Misafirlikten Kalıcılığa: Türk İşçilerin Almanya’daki Serüveninin Başlangıcı
1961 de başlayan bir göç hikâyesi...
30 Ekim 1961’de Almanya ile Türkiye arasında imzalanan iş gücü anlaşması, Türk işçilerinin Almanya’daki uzun soluklu hikâyesinin başlangıcı oldu. Almanlar, kendi sağlık ekiplerinin kontrolünden geçen ve sağlıklı oldukları onaylanan Türk işçileri “misafir işçi” (Gastarbeiter) olarak ülkelerine kabul etmeye başladı. Başlangıçta hem Almanya hem de Türkiye için 1 yıl, işverenlerin onayıyla en fazla 2 yıla çıkarılabilen bu süreç, planlandığı gibi devam etmedi. Almanya’nın iş gücü açığının devam etmesi, Türk işçilerin Almanya’daki kalış sürelerinin uzamasına neden oldu. Daha sonra, 1970’li yıllarda aile birleşimlerine izin verilmesiyle birlikte bu “misafirlik” yerini kalıcı bir yerleşime bıraktı.
1961 yılında Türk işçiler Almanya’ya ilk geldiklerinde genellikle maden ocaklarında ve ağır işlerde, diğer milletlere kıyasla düşük ücretler karşılığında çalıştırılıyorlardı. Barınma ihtiyaçlarını karşılamak için yerleştirildikleri Heim adı verilen yurtlar ise son derece kötü koşullara sahipti. İşçiler için zorluklar yalnızca çalışma ve barınma şartlarıyla sınırlı değildi. İşçiler, gittikleri bu yabancı ülkede farklı bir dil, din ve kültürle karşılaştılar. Bu durum, onların Almanlarla uyum sağlamalarını bir hayli zorlaştırdı. Üstelik çoğu geçici bir süre kalacaklarına inandıkları için onların dilini öğrenmeyi veya kültürünü benimsemeyi reddetti ve kendi kültürlerine göre yaşamak istediler. Bir süre bu durum devam etti, fakat dillerini bilmedikleri bir yerde onlar için uzun süreli bir yaşam mümkün değildi. Dolayısıyla bir süre sonra Almanca öğrenmeye ve sistemin içine entegre olmaya başladılar.

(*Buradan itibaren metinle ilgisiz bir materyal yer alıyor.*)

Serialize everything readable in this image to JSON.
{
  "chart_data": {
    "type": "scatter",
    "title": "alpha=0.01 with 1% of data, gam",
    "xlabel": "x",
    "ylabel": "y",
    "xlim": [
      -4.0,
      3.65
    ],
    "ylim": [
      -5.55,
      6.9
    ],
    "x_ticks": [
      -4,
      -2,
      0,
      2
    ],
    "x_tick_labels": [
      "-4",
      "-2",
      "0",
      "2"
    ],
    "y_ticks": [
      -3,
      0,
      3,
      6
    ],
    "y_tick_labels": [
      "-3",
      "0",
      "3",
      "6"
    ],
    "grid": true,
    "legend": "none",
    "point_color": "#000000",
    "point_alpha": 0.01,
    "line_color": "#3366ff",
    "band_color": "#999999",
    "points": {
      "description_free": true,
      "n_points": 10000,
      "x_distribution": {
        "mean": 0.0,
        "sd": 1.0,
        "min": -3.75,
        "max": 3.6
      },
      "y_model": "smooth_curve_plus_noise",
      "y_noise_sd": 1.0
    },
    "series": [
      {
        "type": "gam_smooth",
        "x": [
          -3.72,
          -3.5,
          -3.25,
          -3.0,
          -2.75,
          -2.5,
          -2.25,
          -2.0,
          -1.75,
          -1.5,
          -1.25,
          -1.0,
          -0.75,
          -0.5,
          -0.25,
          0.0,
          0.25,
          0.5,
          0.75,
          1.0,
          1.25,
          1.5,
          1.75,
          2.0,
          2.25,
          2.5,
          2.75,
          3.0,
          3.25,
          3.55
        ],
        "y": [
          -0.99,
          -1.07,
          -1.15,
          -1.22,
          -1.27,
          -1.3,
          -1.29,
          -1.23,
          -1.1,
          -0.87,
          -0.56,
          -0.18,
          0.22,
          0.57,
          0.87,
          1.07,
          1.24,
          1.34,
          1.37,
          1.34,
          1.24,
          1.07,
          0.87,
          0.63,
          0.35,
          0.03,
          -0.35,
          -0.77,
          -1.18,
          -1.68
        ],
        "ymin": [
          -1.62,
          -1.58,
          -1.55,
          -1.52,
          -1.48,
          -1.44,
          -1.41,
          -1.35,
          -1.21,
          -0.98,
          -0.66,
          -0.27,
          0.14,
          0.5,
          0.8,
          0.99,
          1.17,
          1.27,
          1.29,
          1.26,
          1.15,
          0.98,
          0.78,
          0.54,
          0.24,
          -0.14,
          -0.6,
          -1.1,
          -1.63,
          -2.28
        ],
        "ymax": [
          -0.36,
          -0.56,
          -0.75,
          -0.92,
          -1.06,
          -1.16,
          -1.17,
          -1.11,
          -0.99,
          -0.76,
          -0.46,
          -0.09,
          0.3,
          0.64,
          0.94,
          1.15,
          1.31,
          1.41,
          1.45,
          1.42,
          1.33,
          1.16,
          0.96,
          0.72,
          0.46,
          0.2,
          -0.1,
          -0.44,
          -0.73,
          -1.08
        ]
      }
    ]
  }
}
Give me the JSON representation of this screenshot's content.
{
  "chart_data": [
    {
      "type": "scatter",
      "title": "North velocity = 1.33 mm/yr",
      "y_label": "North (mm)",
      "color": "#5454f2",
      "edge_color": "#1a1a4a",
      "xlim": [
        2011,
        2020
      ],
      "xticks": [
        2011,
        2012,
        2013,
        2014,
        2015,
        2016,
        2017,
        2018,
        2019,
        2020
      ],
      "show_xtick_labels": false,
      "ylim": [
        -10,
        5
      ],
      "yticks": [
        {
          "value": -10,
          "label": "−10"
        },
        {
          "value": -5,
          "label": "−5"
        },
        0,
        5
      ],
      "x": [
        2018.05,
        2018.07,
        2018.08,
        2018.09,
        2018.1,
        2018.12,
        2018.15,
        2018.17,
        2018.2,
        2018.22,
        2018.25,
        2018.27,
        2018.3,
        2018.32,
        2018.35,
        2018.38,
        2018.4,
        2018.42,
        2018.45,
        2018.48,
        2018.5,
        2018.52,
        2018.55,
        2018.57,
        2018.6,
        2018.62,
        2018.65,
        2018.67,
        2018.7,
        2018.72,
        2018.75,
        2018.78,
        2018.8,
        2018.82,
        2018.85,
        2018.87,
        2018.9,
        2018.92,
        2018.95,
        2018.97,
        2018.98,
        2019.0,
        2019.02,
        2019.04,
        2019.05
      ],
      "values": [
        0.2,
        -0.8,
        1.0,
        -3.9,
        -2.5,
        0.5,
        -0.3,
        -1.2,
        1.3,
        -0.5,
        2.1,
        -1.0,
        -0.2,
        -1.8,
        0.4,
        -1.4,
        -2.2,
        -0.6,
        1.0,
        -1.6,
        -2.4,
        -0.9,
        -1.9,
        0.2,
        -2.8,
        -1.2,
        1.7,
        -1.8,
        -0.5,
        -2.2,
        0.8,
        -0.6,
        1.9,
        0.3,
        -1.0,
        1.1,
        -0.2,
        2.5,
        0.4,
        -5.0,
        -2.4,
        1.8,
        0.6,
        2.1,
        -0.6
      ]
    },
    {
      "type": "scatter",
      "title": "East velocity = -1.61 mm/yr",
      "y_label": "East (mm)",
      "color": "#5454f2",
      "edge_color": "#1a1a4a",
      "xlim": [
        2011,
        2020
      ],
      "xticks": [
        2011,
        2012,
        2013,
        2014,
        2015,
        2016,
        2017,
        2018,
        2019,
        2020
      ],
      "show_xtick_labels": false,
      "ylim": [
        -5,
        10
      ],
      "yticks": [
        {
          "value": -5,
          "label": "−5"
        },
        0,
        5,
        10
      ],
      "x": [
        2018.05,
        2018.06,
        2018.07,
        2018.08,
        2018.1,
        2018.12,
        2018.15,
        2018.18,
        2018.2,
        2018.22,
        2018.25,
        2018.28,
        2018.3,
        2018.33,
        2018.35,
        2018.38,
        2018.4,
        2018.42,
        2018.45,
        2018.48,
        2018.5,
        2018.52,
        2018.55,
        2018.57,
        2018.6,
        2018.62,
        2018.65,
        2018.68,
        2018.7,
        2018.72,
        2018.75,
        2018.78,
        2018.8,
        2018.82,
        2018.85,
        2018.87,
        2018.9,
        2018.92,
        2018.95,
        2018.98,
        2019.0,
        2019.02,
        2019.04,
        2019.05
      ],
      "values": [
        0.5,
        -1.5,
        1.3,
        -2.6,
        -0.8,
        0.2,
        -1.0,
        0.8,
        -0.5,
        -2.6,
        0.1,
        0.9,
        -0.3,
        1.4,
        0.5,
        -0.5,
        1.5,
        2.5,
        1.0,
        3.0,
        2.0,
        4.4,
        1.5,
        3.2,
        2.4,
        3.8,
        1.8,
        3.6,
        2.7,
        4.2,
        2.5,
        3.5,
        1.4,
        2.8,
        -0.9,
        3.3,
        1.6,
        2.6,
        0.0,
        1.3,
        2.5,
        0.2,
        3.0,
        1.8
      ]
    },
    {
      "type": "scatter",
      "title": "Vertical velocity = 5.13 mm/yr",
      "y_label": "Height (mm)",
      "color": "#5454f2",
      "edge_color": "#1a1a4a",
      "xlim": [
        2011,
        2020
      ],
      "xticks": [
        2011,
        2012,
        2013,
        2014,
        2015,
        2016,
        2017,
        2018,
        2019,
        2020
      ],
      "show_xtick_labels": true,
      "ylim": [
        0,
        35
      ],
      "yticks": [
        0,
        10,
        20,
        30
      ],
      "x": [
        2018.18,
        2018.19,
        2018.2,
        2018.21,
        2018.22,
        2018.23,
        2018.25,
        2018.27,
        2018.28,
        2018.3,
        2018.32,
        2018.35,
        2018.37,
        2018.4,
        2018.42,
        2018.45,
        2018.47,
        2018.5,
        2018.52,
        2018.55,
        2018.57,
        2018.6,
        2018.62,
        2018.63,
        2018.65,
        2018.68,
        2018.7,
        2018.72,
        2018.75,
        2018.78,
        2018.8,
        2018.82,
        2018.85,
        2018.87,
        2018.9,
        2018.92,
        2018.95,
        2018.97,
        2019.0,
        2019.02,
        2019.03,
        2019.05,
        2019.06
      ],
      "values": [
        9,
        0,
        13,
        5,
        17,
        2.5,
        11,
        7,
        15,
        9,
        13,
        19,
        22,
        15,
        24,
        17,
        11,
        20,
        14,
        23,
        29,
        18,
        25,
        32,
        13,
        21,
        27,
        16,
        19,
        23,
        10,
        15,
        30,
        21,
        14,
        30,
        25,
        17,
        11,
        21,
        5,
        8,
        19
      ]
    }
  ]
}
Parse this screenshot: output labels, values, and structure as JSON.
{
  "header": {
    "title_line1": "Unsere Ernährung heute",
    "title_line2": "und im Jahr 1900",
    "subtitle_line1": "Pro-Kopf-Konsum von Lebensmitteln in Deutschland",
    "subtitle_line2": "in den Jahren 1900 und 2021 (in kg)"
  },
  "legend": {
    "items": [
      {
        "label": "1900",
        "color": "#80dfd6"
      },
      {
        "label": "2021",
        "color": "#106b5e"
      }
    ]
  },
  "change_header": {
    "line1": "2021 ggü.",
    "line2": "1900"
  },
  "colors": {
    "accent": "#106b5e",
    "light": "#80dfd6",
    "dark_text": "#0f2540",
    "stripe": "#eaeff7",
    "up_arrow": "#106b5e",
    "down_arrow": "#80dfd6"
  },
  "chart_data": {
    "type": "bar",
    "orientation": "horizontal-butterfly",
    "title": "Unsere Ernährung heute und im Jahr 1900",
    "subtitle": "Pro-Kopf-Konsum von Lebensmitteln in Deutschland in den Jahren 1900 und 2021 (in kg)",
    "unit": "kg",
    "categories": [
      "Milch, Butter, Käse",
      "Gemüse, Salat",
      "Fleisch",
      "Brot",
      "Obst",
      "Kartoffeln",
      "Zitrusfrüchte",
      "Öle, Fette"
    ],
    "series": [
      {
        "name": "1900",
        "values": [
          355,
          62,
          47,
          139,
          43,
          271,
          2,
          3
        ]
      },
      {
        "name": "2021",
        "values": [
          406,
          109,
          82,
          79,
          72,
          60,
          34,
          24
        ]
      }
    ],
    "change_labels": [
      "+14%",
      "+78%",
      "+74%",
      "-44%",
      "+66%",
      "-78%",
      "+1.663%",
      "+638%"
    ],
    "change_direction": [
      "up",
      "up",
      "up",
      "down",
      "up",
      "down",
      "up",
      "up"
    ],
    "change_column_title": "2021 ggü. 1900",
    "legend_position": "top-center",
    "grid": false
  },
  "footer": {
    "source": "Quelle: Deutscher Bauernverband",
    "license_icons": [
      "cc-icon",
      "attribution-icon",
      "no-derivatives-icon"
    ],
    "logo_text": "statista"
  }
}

Sirkeci Garı’ndan bir umutla trene binip Almanya’ya para biriktirme hayaliyle yola çıkan bu insanlar, zamanla Almanya’ya yerleşerek kalıcı bir göçün temelini attılar. İlk başta geçici bir işçilik olarak görülen bu süreç, Türk diasporasının Almanya’daki kolunun oluşmasında etkili bir rol oynadı. Türk işçilerin farkında olmadan açtığı bu yeni sayfa, bugün 63. yılına ulaşan bir diaspora hikâyesini ortaya çıkardı.